Auf meine Kosten (Roaming!) bezeichnet mich mein in Oberösterreich lebender Lieblingsethem (wer ihn noch nicht kennt: Er ist Türke) als „Gscheitwaschl“ und erweitert damit meine Kenntnis des heimatlichen Vokabulars.
Der Anlaß: Ich hab mir die Freiheit genommen, sein fehlerhaftes Türkisch zu korrigieren. *LOL*
(Und ich kann mir ganz genau vorstellen, wie der Daniel jetzt reagiert.)
Das läuft doch alles irgendwie verkehrt, oder? :)
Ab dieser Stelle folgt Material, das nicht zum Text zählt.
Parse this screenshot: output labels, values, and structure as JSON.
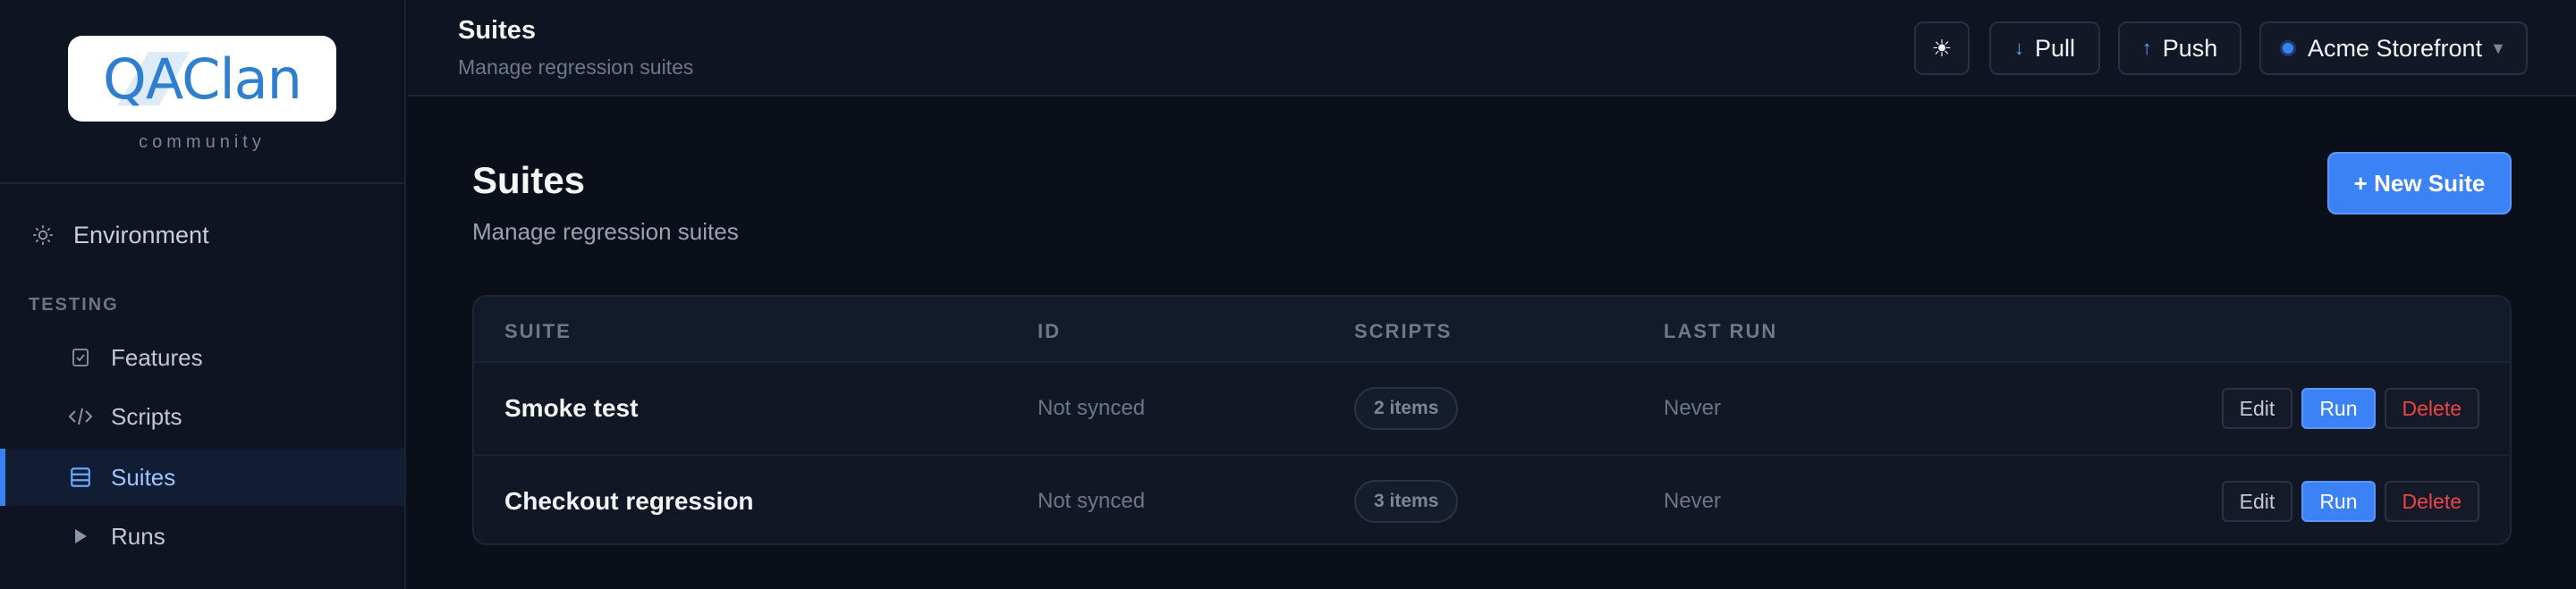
{
  "brand": {
    "logo_text": "QAClan",
    "tagline": "community"
  },
  "sidebar": {
    "environment_label": "Environment",
    "section_label": "TESTING",
    "items": [
      {
        "label": "Features",
        "icon": "checklist-icon"
      },
      {
        "label": "Scripts",
        "icon": "code-icon"
      },
      {
        "label": "Suites",
        "icon": "stack-icon",
        "active": true
      },
      {
        "label": "Runs",
        "icon": "play-icon"
      }
    ]
  },
  "topbar": {
    "title": "Suites",
    "subtitle": "Manage regression suites",
    "theme_icon": "☀",
    "pull_label": "Pull",
    "push_label": "Push",
    "project_label": "Acme Storefront"
  },
  "main": {
    "title": "Suites",
    "subtitle": "Manage regression suites",
    "new_suite_label": "+ New Suite"
  },
  "table": {
    "headers": [
      "SUITE",
      "ID",
      "SCRIPTS",
      "LAST RUN"
    ],
    "rows": [
      {
        "name": "Smoke test",
        "id": "Not synced",
        "scripts": "2 items",
        "last_run": "Never"
      },
      {
        "name": "Checkout regression",
        "id": "Not synced",
        "scripts": "3 items",
        "last_run": "Never"
      }
    ],
    "actions": {
      "edit": "Edit",
      "run": "Run",
      "delete": "Delete"
    }
  },
  "colors": {
    "accent": "#3b82f6",
    "danger": "#ef4444",
    "background": "#0b0f1a",
    "panel": "#0f1422"
  }
}
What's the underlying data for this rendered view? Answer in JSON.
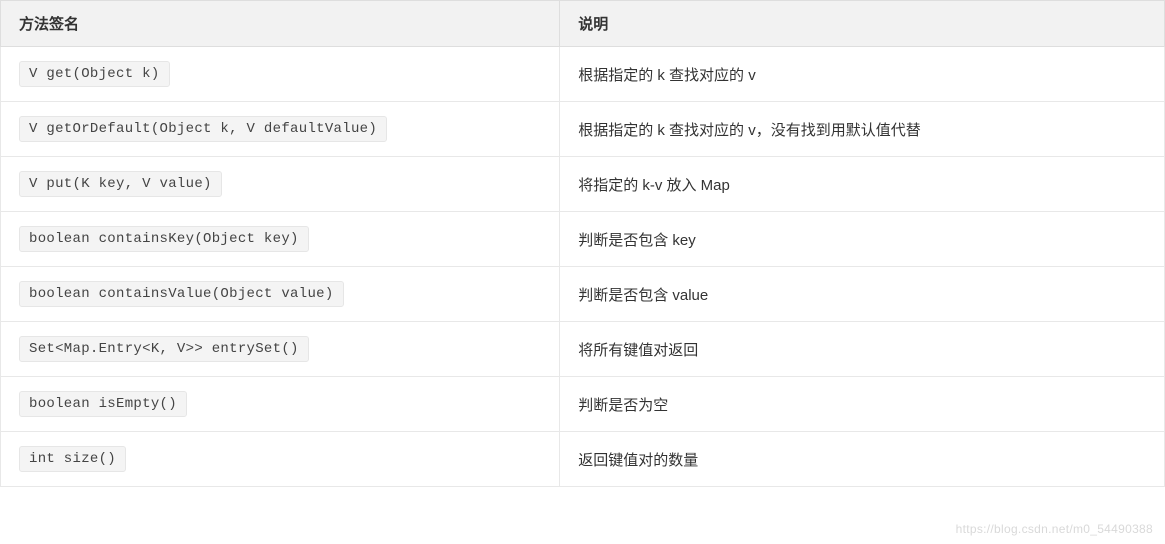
{
  "table": {
    "headers": {
      "signature": "方法签名",
      "description": "说明"
    },
    "rows": [
      {
        "signature": "V get(Object k)",
        "description": "根据指定的 k 查找对应的 v"
      },
      {
        "signature": "V getOrDefault(Object k, V defaultValue)",
        "description": "根据指定的 k 查找对应的 v，没有找到用默认值代替"
      },
      {
        "signature": "V put(K key, V value)",
        "description": "将指定的 k-v 放入 Map"
      },
      {
        "signature": "boolean containsKey(Object key)",
        "description": "判断是否包含 key"
      },
      {
        "signature": "boolean containsValue(Object value)",
        "description": "判断是否包含 value"
      },
      {
        "signature": "Set<Map.Entry<K, V>> entrySet()",
        "description": "将所有键值对返回"
      },
      {
        "signature": "boolean isEmpty()",
        "description": "判断是否为空"
      },
      {
        "signature": "int size()",
        "description": "返回键值对的数量"
      }
    ]
  },
  "watermark": "https://blog.csdn.net/m0_54490388"
}
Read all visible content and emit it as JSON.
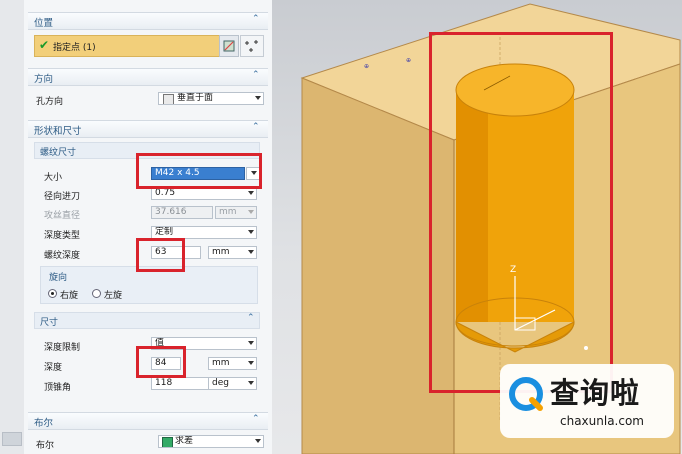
{
  "position": {
    "title": "位置",
    "point_label": "指定点 (1)"
  },
  "direction": {
    "title": "方向",
    "hole_dir_label": "孔方向",
    "hole_dir_value": "垂直于面"
  },
  "shape": {
    "title": "形状和尺寸",
    "thread": {
      "title": "螺纹尺寸",
      "size_label": "大小",
      "size_value": "M42 x 4.5",
      "radial_label": "径向进刀",
      "radial_value": "0.75",
      "tap_label": "攻丝直径",
      "tap_value": "37.616",
      "tap_unit": "mm",
      "depth_type_label": "深度类型",
      "depth_type_value": "定制",
      "thread_depth_label": "螺纹深度",
      "thread_depth_value": "63",
      "thread_depth_unit": "mm",
      "rotation": {
        "title": "旋向",
        "right_label": "右旋",
        "left_label": "左旋"
      }
    },
    "dims": {
      "title": "尺寸",
      "limit_label": "深度限制",
      "limit_value": "值",
      "depth_label": "深度",
      "depth_value": "84",
      "depth_unit": "mm",
      "tip_label": "顶锥角",
      "tip_value": "118",
      "tip_unit": "deg"
    }
  },
  "boolean": {
    "title": "布尔",
    "label": "布尔",
    "value": "求差"
  },
  "watermark": {
    "main": "查询啦",
    "url": "chaxunla.com"
  },
  "colors": {
    "accent_red": "#d9232c",
    "solid_orange": "#f0a30a",
    "block_tan": "#e8c780",
    "header_blue": "#2b5a84"
  }
}
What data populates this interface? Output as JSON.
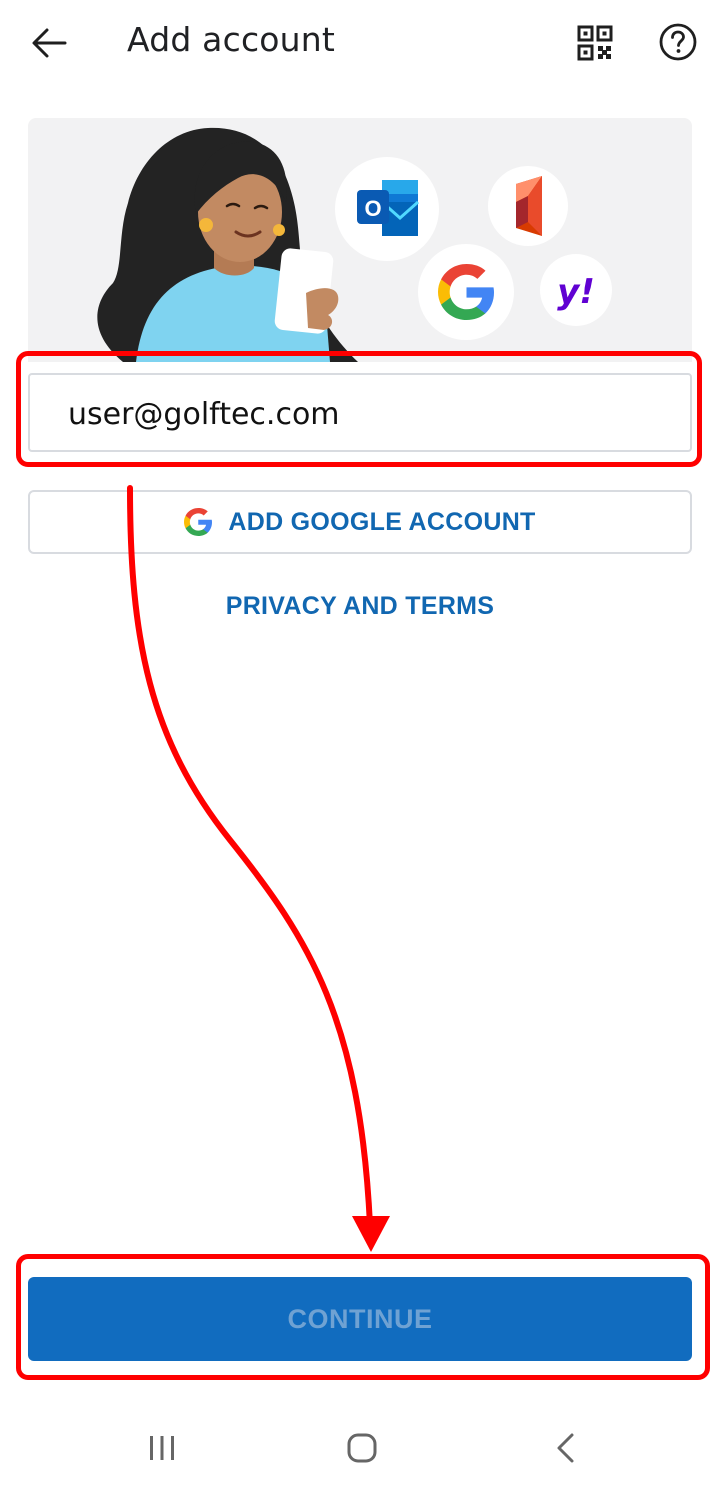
{
  "header": {
    "title": "Add account",
    "back_icon": "arrow-left-icon",
    "qr_icon": "qr-code-icon",
    "help_icon": "help-circle-icon"
  },
  "hero": {
    "services": [
      "outlook-icon",
      "office-icon",
      "google-icon",
      "yahoo-icon"
    ],
    "yahoo_text": "y!",
    "outlook_letter": "O"
  },
  "email": {
    "value": "user@golftec.com"
  },
  "google_button": {
    "label": "ADD GOOGLE ACCOUNT"
  },
  "privacy_link": {
    "label": "PRIVACY AND TERMS"
  },
  "continue_button": {
    "label": "CONTINUE",
    "state": "disabled"
  },
  "colors": {
    "accent": "#116cbf",
    "link": "#1167b1",
    "annotation": "#ff0000"
  }
}
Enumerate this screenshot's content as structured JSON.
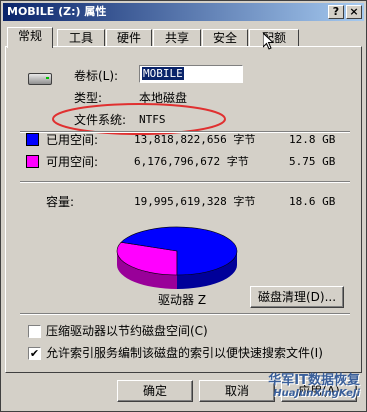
{
  "window": {
    "title": "MOBILE (Z:) 属性",
    "help_glyph": "?",
    "close_glyph": "×"
  },
  "tabs": [
    {
      "label": "常规"
    },
    {
      "label": "工具"
    },
    {
      "label": "硬件"
    },
    {
      "label": "共享"
    },
    {
      "label": "安全"
    },
    {
      "label": "配额"
    }
  ],
  "general": {
    "label_label": "卷标(L):",
    "label_value": "MOBILE",
    "type_label": "类型:",
    "type_value": "本地磁盘",
    "fs_label": "文件系统:",
    "fs_value": "NTFS",
    "used_label": "已用空间:",
    "used_bytes": "13,818,822,656 字节",
    "used_gb": "12.8 GB",
    "free_label": "可用空间:",
    "free_bytes": "6,176,796,672 字节",
    "free_gb": "5.75 GB",
    "capacity_label": "容量:",
    "capacity_bytes": "19,995,619,328 字节",
    "capacity_gb": "18.6 GB",
    "drive_label": "驱动器 Z",
    "cleanup_button": "磁盘清理(D)...",
    "compress_label": "压缩驱动器以节约磁盘空间(C)",
    "compress_checked": false,
    "index_label": "允许索引服务编制该磁盘的索引以便快速搜索文件(I)",
    "index_checked": true
  },
  "pie": {
    "used_fraction": 0.691,
    "used_color": "#0000ff",
    "free_color": "#ff00ff"
  },
  "buttons": {
    "ok": "确定",
    "cancel": "取消",
    "apply": "应用(A)"
  },
  "watermark": {
    "line1": "华军IT数据恢复",
    "line2": "HuaJunXingKeJi"
  },
  "annotation_color": "#e03030"
}
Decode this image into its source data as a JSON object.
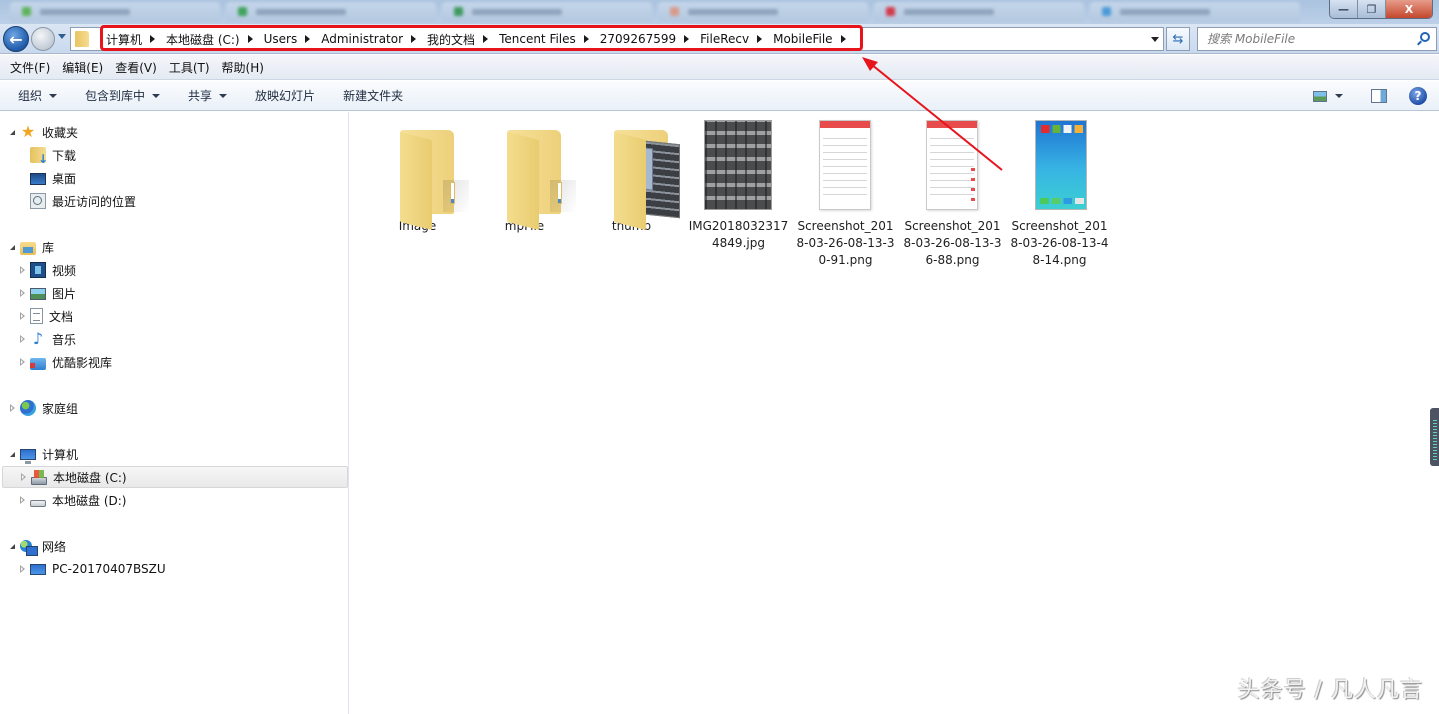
{
  "window": {
    "controls": {
      "minimize": "—",
      "restore": "❐",
      "close": "X"
    }
  },
  "navigation": {
    "back_icon": "←",
    "breadcrumbs": [
      {
        "label": "计算机"
      },
      {
        "label": "本地磁盘 (C:)"
      },
      {
        "label": "Users"
      },
      {
        "label": "Administrator"
      },
      {
        "label": "我的文档"
      },
      {
        "label": "Tencent Files"
      },
      {
        "label": "2709267599"
      },
      {
        "label": "FileRecv"
      },
      {
        "label": "MobileFile"
      }
    ],
    "refresh_icon": "⇆",
    "search_placeholder": "搜索 MobileFile"
  },
  "menubar": {
    "items": [
      "文件(F)",
      "编辑(E)",
      "查看(V)",
      "工具(T)",
      "帮助(H)"
    ]
  },
  "commandbar": {
    "organize": "组织",
    "include_in_library": "包含到库中",
    "share": "共享",
    "slideshow": "放映幻灯片",
    "new_folder": "新建文件夹",
    "help_icon": "?"
  },
  "navpane": {
    "favorites": {
      "label": "收藏夹",
      "items": [
        "下载",
        "桌面",
        "最近访问的位置"
      ]
    },
    "libraries": {
      "label": "库",
      "items": [
        "视频",
        "图片",
        "文档",
        "音乐",
        "优酷影视库"
      ]
    },
    "homegroup": {
      "label": "家庭组"
    },
    "computer": {
      "label": "计算机",
      "items": [
        "本地磁盘 (C:)",
        "本地磁盘 (D:)"
      ],
      "selected": "本地磁盘 (C:)"
    },
    "network": {
      "label": "网络",
      "items": [
        "PC-20170407BSZU"
      ]
    }
  },
  "files": [
    {
      "name": "Image",
      "type": "folder"
    },
    {
      "name": "mpFile",
      "type": "folder"
    },
    {
      "name": "thumb",
      "type": "folder"
    },
    {
      "name": "IMG20180323174849.jpg",
      "type": "jpg"
    },
    {
      "name": "Screenshot_2018-03-26-08-13-30-91.png",
      "type": "png"
    },
    {
      "name": "Screenshot_2018-03-26-08-13-36-88.png",
      "type": "png"
    },
    {
      "name": "Screenshot_2018-03-26-08-13-48-14.png",
      "type": "png"
    }
  ],
  "annotation": {
    "color": "#e8141b"
  },
  "watermark": "头条号 / 凡人凡言"
}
Ach ja: Bilmiş. Gscheitwaschl heißt Bilmiş. Das hätt er schreiben sollen. Net „Gscheitwaschl“.

Zahnarztattacke

Zu den schönsten Dingen am Friesenhof gehören seine angenehme Gäste. Viele junge Familien mit gut erzogenen, lustigen Kindern teilen sich Restaurant und Terrasse mit schlurfenden Pensionisten in kurzen beigen Hosen, Socken und Sandalen. Das macht in Summe eine Mischung, in der wir uns sehr, sehr wohl fühlen. Hier versucht niemand zu protzen oder sich irgendwie blöd in Szene zu setzen. Es ist eben alles echt. Sein statt Schein.
Zumindest war es so. Bis gestern.
Himmelherrschaft! Wo kommen solche Menschen bloß her?! Wo wächst sowas? Und gleich eine ganze Gruppe davon, geschätzte 4-5 Paare ohne Kinder, dafür mit Pferd... und halt gar so toll. Die wichtigen Unterhaltungen am Frühstückstisch... Die gscheiten Konversationen beim Abendessen... Drei unausgeschlafene Kleinkinder am Nebentisch wären nicht so laut und schlecht erzogen wie diese Zahnarztschnösels, die in der Gruppe alle Hemmungen fallen lassen und sich benehmen, als wären sie allein hier - oder als hätten die sympathischen Familien ohne Markenklamotten spätestens mit der Geburt des ersten Kindes ohnehin alle Rechte verloren.
Wir müssen unsere Plätze beim Essen jetzt strategisch klug wählen.